Opinion
2019–13600 Index No. 4301/19
04-20-2022
Leavitt Kerson & Sehati, Forest Hills, NY (Paul E. Kerson of counsel), for petitioner. Letitia James, Attorney General, New York, NY (Steven C. Wu and David Lawrence III of counsel), for respondent.
Leavitt Kerson & Sehati, Forest Hills, NY (Paul E. Kerson of counsel), for petitioner.
Letitia James, Attorney General, New York, NY (Steven C. Wu and David Lawrence III of counsel), for respondent.
ANGELA G. IANNACCI, J.P., REINALDO E. RIVERA, PAUL WOOTEN, DEBORAH A. DOWLING, JJ.

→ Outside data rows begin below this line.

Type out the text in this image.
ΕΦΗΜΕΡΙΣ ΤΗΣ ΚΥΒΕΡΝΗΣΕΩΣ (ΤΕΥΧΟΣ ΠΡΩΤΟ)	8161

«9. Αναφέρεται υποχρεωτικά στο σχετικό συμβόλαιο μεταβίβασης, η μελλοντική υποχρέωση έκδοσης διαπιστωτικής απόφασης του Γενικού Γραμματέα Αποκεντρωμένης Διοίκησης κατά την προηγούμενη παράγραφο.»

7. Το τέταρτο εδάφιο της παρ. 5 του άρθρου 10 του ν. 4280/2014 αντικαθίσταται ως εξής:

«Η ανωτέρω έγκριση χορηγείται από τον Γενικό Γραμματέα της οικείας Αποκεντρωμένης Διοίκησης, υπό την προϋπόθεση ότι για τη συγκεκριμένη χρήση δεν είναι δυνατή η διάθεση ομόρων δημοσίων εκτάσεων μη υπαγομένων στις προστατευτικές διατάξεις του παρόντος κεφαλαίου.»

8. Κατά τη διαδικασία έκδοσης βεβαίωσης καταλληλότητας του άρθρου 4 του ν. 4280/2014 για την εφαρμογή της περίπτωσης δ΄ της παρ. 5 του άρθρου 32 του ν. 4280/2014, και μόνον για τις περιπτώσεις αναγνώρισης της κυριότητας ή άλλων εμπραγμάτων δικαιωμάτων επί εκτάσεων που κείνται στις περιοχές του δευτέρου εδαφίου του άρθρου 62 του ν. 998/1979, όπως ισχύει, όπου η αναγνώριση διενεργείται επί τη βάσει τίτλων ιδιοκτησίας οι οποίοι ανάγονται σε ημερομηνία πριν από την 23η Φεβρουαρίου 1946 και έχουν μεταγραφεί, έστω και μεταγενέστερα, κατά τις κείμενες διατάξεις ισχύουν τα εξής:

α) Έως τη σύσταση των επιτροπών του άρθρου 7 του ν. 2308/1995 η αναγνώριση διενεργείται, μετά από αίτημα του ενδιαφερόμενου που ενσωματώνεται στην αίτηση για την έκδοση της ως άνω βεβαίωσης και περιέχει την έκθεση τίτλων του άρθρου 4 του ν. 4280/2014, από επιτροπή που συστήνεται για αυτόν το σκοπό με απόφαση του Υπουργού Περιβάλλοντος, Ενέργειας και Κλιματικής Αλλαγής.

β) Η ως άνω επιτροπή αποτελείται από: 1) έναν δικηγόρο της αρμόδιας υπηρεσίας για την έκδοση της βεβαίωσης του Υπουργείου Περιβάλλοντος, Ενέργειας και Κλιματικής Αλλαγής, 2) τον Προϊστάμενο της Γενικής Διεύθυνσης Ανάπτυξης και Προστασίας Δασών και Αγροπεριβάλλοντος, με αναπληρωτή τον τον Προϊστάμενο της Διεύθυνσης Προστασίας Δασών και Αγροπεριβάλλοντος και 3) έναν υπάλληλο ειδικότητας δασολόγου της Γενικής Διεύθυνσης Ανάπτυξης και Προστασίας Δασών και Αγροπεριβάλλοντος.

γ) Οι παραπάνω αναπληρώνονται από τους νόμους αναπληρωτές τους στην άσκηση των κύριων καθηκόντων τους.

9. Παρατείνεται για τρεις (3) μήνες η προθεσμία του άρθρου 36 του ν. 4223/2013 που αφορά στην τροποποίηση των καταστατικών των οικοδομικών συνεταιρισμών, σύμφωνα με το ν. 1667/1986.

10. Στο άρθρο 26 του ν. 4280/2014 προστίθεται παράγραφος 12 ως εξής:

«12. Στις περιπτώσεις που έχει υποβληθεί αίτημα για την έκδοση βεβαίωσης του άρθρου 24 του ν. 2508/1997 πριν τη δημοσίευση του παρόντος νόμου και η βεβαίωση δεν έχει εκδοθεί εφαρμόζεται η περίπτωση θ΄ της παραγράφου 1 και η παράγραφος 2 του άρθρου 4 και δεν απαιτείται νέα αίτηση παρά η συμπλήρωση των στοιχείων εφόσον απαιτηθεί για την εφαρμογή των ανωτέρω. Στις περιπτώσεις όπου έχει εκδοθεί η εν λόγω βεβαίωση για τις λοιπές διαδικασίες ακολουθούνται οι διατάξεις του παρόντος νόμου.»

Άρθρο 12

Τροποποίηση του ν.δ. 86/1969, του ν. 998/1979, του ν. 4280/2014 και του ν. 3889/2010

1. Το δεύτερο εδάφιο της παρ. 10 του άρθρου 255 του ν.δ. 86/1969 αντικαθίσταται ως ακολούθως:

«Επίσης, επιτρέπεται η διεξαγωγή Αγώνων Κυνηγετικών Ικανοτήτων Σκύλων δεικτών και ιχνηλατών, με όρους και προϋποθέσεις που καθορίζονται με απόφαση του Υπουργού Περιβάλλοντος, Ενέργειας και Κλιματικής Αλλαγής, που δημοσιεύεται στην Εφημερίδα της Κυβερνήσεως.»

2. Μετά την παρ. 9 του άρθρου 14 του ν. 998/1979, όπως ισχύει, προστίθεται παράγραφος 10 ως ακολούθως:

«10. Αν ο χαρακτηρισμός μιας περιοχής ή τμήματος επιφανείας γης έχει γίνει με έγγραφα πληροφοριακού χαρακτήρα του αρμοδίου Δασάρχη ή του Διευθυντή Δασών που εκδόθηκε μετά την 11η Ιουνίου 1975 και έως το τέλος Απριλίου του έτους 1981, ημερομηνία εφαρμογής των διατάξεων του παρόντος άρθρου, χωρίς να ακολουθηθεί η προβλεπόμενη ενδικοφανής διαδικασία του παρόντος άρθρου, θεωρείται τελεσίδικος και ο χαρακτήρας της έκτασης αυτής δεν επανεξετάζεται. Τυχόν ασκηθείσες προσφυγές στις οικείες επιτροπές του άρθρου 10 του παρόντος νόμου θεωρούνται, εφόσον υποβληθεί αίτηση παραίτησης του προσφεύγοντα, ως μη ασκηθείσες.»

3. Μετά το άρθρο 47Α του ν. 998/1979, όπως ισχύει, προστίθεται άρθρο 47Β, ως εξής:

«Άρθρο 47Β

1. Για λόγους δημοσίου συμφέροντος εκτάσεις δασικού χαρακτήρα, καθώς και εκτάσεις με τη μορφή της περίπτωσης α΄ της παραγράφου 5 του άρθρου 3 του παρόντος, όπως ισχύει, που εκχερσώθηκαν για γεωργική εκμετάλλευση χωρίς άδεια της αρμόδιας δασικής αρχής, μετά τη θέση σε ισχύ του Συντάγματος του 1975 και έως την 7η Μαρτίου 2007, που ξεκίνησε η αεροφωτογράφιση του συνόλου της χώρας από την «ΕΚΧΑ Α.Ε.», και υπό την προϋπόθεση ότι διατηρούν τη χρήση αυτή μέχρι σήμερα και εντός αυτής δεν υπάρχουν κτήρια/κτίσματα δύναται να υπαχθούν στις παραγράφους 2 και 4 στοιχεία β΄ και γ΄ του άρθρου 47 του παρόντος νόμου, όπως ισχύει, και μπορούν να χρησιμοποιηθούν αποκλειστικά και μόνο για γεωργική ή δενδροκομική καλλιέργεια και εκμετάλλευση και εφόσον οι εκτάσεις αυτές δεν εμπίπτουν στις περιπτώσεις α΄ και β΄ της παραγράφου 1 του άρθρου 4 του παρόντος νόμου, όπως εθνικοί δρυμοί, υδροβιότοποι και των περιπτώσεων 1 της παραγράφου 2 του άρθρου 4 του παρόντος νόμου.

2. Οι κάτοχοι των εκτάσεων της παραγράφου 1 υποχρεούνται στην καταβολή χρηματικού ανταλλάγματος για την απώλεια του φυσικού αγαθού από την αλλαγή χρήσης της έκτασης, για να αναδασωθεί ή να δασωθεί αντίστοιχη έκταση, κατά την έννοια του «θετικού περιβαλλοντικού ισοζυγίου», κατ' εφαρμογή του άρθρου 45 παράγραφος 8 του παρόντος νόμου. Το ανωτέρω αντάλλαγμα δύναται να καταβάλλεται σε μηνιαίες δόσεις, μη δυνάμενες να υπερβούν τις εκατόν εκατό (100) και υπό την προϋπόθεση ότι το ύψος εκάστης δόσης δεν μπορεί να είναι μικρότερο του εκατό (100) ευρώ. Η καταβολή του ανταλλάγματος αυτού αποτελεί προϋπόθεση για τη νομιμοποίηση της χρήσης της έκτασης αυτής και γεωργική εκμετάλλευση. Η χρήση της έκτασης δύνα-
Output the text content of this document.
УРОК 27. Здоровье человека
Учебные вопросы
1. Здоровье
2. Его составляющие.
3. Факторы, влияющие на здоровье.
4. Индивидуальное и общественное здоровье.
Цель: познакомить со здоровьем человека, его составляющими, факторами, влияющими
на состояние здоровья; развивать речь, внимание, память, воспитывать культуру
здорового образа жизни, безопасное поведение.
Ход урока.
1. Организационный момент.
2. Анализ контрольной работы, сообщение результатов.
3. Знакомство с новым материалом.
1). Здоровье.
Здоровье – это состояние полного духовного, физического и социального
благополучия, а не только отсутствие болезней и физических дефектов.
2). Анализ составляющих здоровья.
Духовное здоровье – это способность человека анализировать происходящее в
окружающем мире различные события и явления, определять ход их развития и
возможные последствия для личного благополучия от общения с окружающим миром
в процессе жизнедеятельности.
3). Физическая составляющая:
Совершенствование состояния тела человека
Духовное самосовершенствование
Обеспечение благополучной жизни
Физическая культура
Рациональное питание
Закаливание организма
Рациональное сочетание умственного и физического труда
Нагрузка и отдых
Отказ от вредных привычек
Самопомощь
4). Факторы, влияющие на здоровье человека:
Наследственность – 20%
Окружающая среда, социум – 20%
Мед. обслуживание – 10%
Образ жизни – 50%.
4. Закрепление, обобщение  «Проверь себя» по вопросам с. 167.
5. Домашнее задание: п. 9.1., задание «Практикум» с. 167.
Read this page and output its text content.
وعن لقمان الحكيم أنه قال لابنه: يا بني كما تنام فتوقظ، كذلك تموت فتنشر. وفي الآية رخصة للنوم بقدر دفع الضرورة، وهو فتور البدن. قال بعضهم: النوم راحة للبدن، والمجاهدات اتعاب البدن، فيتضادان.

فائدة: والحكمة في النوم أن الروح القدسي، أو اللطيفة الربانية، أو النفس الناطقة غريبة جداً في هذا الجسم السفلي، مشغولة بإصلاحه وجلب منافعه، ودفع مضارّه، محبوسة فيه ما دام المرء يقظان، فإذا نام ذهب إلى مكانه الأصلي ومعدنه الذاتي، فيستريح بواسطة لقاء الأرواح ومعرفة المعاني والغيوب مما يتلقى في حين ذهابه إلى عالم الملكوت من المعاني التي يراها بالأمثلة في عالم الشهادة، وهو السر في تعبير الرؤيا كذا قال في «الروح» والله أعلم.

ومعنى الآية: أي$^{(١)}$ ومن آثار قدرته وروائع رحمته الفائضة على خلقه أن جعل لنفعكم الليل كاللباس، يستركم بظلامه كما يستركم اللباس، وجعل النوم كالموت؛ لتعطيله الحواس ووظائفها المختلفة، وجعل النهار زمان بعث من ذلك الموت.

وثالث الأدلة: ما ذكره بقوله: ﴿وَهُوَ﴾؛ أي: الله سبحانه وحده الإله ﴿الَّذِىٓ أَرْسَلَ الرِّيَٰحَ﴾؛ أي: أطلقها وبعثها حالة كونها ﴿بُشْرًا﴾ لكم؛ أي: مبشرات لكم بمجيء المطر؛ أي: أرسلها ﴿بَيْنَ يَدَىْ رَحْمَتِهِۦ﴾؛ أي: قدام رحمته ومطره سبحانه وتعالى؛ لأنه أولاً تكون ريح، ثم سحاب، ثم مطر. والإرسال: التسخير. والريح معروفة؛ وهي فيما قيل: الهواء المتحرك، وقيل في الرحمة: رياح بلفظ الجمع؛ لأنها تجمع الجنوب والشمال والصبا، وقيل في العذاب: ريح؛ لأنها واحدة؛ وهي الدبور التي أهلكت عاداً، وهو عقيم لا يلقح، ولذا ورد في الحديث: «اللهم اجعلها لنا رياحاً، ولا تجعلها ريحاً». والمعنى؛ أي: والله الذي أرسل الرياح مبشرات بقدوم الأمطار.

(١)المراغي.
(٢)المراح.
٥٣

DECISION & JUDGMENT Proceeding pursuant to CPLR article 78 to review a determination of the New York State Office of Children and Family Services dated March 19, 2019. The determination, after a fair hearing pursuant to Social Services Law § 422(8), denied the petitioner's application to amend and seal an indicated report maintained by the New York State Central Register of Child Abuse and Maltreatment.
ADJUDGED that the determination is confirmed, the petition is denied, and the proceeding is dismissed on the merits, with costs.
In 2015, the petitioner was the subject of a report made to the New York State Central Register of Child Abuse and Maltreatment (hereinafter the State Central Register). The report was based on an incident in which the petitioner was alleged to have hit his wife in the presence of their three young children, following which his wife and their children moved into the home of the wife's parents. The New York City Administration for Children's Services investigated the report and thereafter determined that the report of maltreatment was "indicated."
The petitioner made an application to the New York State Office of Children and Family Services (hereinafter OCFS) to amend the indicated report of the State Central Register from "indicated" to "unfounded" and, in effect, to seal the report. In a determination dated March 19, 2019, made after a fair hearing pursuant to Social Services Law § 422(8), the OCFS denied the petitioner's application. The petitioner then commenced this proceeding pursuant to CPLR article 78 to review the determination. By order dated November 27, 2019, the Supreme Court, inter alia, transferred the proceeding to this Court pursuant to CPLR 7804(g).
When the subject of an indicated report requests an amendment of the report, Social Services Law § 422(8)(a)(ii) requires that the OCFS review the evidence and determine whether the report is supported by a fair preponderance of the evidence (see Matter of Doe v. New York State Off. of Children & Family Servs., 173 A.D.3d 1020, 1021, 105 N.Y.S.3d 454 ; Matter of Brown v. Velez, 153 A.D.3d 517, 518, 60 N.Y.S.3d 218 ; Matter of Irving v. Carrion, 120 A.D.3d 500, 500–501, 991 N.Y.S.2d 96 ).
It is a "fundamental tenet of CPLR article 78 review ... that judicial review of administrative determinations is confined to the facts and record adduced before the agency" ( Matter of Featherstone v. Franco, 95 N.Y.2d 550, 554, 720 N.Y.S.2d 93, 742 N.E.2d 607 [internal quotation marks and alterations omitted]). "Judicial review of a determination that a report of child maltreatment has been substantiated is limited to whether the determination is supported by substantial evidence in the record. Substantial evidence is less than a preponderance of the evidence and demands only that a given inference is reasonable and plausible, not necessarily the most probable. Where substantial evidence exists, the reviewing court may not substitute its judgment for that of the agency, even if the court would have decided the matter differently" ( Matter of Peng v. Poole, 191 A.D.3d 886, 887, 138 N.Y.S.3d 903 [citations, internal quotation marks, and alterations omitted]).
Here, the determination that a fair preponderance of the evidence established that the acts which formed the basis of the indicated report against the petitioner occurred is supported by substantial evidence in the record, which includes the hearing testimony of the petitioner, the progress notes from the OCFS investigation, and the other documents admitted into evidence (see Matter of Brown v. Velez, 153 A.D.3d at 518, 60 N.Y.S.3d 218 ; Matter of Irving v. Carrion, 120 A.D.3d at 500–501, 991 N.Y.S.2d 96 ). Moreover, the dismissal of criminal charges against the petitioner did not have res judicata effect with respect to this administrative proceeding (see Matter of Nezaj v. Brahimi, 88 A.D.3d 723, 724, 930 N.Y.S.2d 878 ; Matter of Schneider v. Arata, 81 A.D.3d 652, 653, 915 N.Y.S.2d 875 ).
Accordingly, we confirm the OCFS's determination, deny the petition, and dismiss the proceeding on the merits.
IANNACCI, J.P., RIVERA, WOOTEN and DOWLING, JJ., concur.